Les mémoires d’un pirate (094)

Nous nous retrouvâmes devant une grande tête en pierre à visage humain. Elle était recouverte en partie par des lianes et des fougères. C’était peut-être leur dieu ? Goodnight
voulut s’en approcher pour la voir un peu mieux, quand soudain Otis l’attrapa et le plaqua contre la façade d’une hutte.

– Qu’est-ce qui te prend ? demanda Goodnight à Otis. On peut y aller ici, il n’y a rien à craindre.

Otis observa la grosse tête à son tour. Il grimaça la mine sombre :
– C’est bien ce qui me fait peur…

Soudain la vue d’Otis fut attirée par un grand panier rempli de bons gros fruits déposés aux pieds de l’idole. Sans doute une offrande. Oubliant sa méfiance, il fut le premier à se jeter sur ce divin casse-croûte. Nous avions tous très faim et nous ne tardâmes pas à faire de même.

Chaque bouchée de ces fruits était dégustée comme il se devait. Jamais je n’avais goûté à de si succulentes bananes. Otis en mangeait deux ou trois à la fois, tout en remplissant ses poches des fruits. Pas de gaspillage, semblait être sa devise à ce propos. Rien ne semblait pouvoir troubler pareil festin, et pourtant ce fut le cas :
– C’est une banane que tu as dans la poche ou tu es juste content de me voir ?

C’était une grosse voix qui venait de gronder. Une voix inconnue aussi. Nous nous tournâmes dans sa direction pour nous rendre compte que nous faisions face à trois grands cannibales à l’air terrifiant. C’était loin d’être des Pigmés, à peine plus petits que le géant Goodnight. Leur lance affûtée n’était pas mal non plus. On ne pouvait dire s’ils semblaient contents ou pas de notre présence à cause de leur masque. Comme le premier cannibale avec le masque de requin, ils étaient tous recouverts d’un tel cache. D’ailleurs Requin était là, derrière celui qui semblait être le chef et qui portait un masque rouge de monstre imaginaire.

Enfin j’espérais vivement que ce genre de bête n’existât pas, surtout dans les parages.

Derrière eux se tenait le dernier cannibale qui portait un masque tout rond, tout jaune, de euh… citron je crois.

– C’est eux qui m’ont assommé ! accusa Requin en se frottant la tête.

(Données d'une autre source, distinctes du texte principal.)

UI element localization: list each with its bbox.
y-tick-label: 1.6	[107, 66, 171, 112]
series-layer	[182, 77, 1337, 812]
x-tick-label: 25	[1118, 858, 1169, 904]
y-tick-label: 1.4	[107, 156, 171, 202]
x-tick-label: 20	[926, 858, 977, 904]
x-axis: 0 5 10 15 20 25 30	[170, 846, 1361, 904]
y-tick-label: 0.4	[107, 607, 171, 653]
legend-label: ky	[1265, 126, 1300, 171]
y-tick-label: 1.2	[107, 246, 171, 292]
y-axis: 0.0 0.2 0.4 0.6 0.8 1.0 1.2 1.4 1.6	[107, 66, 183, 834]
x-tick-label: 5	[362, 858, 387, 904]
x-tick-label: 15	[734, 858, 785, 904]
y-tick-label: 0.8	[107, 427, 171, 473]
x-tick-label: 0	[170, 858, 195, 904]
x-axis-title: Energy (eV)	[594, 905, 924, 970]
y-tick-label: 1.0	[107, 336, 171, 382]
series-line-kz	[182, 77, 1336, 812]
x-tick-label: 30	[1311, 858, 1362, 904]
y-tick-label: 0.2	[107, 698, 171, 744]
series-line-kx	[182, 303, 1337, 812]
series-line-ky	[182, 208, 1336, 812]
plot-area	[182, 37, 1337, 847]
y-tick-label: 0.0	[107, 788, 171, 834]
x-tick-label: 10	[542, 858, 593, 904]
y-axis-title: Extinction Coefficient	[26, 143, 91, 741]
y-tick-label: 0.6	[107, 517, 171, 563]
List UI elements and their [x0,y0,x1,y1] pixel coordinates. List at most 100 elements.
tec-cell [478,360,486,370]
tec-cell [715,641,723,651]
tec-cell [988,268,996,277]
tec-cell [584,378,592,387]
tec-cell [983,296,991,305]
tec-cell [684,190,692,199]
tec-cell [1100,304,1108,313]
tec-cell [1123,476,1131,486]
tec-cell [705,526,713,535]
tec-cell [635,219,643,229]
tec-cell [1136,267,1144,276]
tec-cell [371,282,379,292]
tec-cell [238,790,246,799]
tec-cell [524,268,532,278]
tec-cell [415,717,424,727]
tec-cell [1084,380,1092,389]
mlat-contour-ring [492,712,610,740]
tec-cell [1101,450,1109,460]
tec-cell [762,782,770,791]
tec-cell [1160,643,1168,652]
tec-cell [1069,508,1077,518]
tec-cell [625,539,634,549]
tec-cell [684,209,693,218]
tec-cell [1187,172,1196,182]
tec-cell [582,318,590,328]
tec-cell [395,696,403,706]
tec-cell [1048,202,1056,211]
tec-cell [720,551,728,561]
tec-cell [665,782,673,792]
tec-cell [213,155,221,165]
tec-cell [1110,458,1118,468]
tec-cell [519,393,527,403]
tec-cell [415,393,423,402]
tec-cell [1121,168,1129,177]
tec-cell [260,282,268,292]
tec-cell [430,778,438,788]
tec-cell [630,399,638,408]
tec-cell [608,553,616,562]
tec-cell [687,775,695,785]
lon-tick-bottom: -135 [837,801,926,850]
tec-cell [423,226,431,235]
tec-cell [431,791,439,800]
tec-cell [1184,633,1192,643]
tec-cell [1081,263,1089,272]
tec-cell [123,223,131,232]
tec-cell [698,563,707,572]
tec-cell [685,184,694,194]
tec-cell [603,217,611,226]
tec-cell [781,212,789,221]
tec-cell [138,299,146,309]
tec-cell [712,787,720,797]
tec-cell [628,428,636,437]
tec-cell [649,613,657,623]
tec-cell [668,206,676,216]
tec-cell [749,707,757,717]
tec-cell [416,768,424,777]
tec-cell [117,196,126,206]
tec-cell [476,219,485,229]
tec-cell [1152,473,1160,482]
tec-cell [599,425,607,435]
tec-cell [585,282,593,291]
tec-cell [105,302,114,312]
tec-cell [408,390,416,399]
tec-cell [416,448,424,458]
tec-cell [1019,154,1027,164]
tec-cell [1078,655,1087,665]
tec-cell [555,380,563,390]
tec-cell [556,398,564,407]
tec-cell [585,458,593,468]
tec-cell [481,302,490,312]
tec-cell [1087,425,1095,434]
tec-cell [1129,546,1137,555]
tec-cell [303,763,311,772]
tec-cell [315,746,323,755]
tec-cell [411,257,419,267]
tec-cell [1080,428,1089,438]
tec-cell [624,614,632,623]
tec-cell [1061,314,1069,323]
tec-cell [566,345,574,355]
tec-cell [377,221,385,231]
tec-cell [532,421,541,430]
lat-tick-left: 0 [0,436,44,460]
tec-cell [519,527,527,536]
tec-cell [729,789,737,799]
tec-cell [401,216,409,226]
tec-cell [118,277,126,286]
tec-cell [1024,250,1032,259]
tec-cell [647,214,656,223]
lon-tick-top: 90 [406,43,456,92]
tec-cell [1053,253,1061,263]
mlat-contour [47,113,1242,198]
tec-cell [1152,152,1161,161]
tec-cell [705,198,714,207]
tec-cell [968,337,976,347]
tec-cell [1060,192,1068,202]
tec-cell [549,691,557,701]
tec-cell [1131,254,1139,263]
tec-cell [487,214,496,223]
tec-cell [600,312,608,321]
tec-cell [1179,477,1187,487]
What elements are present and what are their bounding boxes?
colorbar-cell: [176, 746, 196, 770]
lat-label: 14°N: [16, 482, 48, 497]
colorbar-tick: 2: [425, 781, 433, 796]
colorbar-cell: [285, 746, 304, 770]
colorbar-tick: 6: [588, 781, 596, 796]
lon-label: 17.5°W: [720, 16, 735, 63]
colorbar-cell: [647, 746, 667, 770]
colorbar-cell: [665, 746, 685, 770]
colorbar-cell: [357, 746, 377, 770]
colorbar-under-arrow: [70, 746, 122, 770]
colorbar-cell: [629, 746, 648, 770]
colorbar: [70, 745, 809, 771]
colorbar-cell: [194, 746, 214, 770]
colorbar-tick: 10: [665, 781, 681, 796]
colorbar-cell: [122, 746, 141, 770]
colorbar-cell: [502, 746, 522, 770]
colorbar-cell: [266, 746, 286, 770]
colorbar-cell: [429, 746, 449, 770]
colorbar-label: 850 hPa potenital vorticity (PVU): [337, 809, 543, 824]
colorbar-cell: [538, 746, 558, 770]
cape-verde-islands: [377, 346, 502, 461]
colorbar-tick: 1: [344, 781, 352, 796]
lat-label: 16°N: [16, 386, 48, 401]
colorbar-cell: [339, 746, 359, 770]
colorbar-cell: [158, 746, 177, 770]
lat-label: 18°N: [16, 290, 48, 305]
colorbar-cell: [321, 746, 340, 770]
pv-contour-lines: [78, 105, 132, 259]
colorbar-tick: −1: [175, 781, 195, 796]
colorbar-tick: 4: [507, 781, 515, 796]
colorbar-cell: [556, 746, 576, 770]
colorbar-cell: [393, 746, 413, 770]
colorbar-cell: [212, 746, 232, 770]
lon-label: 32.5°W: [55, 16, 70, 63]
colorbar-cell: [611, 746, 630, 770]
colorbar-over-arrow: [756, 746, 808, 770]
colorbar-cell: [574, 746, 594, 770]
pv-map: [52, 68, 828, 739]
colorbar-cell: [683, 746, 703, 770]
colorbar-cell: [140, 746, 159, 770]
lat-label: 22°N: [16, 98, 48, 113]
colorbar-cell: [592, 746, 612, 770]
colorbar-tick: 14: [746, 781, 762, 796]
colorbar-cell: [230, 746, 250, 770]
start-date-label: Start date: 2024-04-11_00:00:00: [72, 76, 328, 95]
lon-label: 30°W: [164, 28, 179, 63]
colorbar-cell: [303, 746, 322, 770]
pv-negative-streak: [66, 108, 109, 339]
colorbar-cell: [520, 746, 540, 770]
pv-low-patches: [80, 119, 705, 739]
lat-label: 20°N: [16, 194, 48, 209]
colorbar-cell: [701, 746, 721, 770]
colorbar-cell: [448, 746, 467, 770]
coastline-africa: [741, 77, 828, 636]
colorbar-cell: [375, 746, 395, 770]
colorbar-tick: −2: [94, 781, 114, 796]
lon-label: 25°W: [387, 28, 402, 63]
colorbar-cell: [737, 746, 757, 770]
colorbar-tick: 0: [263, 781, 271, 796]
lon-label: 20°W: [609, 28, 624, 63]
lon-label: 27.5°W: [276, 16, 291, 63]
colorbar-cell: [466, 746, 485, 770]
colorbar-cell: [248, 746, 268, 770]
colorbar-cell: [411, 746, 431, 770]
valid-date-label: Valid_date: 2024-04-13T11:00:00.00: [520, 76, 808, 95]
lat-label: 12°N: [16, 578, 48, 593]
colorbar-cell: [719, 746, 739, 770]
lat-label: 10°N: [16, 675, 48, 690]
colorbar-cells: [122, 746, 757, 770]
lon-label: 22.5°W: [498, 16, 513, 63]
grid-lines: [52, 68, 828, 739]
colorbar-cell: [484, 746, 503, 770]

Monstre Rouge croisa les bras en nous regardant de haut :
– Tu as du culot de profiter ainsi des célèbres cannibales de l’île aux singes ! s’écria-t-il.
– Ah, c’est vous les cannibales ? demanda naïvement Goodnight la bouche pleine de bananes.
– Mais bien sûr, lui répondit Monstre Rouge. Il est vrai que ces derniers temps nous essayons de rationner notre consommation de viande rouge…
– … seulement pour des raisons de santé, continua Requin, mais nous sommes toujours aussi carnivores !
– Surtout avec les touristes qui nous piquent nos affaires pour en faire des souvenirs, précisa Monstre Rouge en levant un doigt vers nous.

Ouf ! Ce n’était pas notre cas ! Nous n’étions ni touristes, ni vol…

– Qu’avez-vous à dire pour votre défense ? gronda le chef des cannibales.
– Je suis trop maigre pour mourir ! cria Carla non sans fierté.

Otis se tourna vers elle les yeux à moitié fermés et un sourire narquois au coin des lèvres.

– Moi je trouve que tu as pris quelques kilos depuis quelques temps… lui dit-il.
– Goujat ! hurla-t-elle en lui balançant sa main dans la figure.
– Silence ! cria Monstre Rouge.

Meethook se jeta à ses pieds :
– Ne nous mangez pas ! Nous sommes des durs à cuir !

Les cannibales reculèrent comme terrifiés. Ils prirent des bananes et nous les pointaient devant en formant des croix… Bizarres ces gus. Ils se serraient les uns contre les autres et tremblaient comme des feuilles.

– Ca veut dire que leur peau va être dure comme du cuir et leur viande nerveuse et résistante ! s’écria Requin.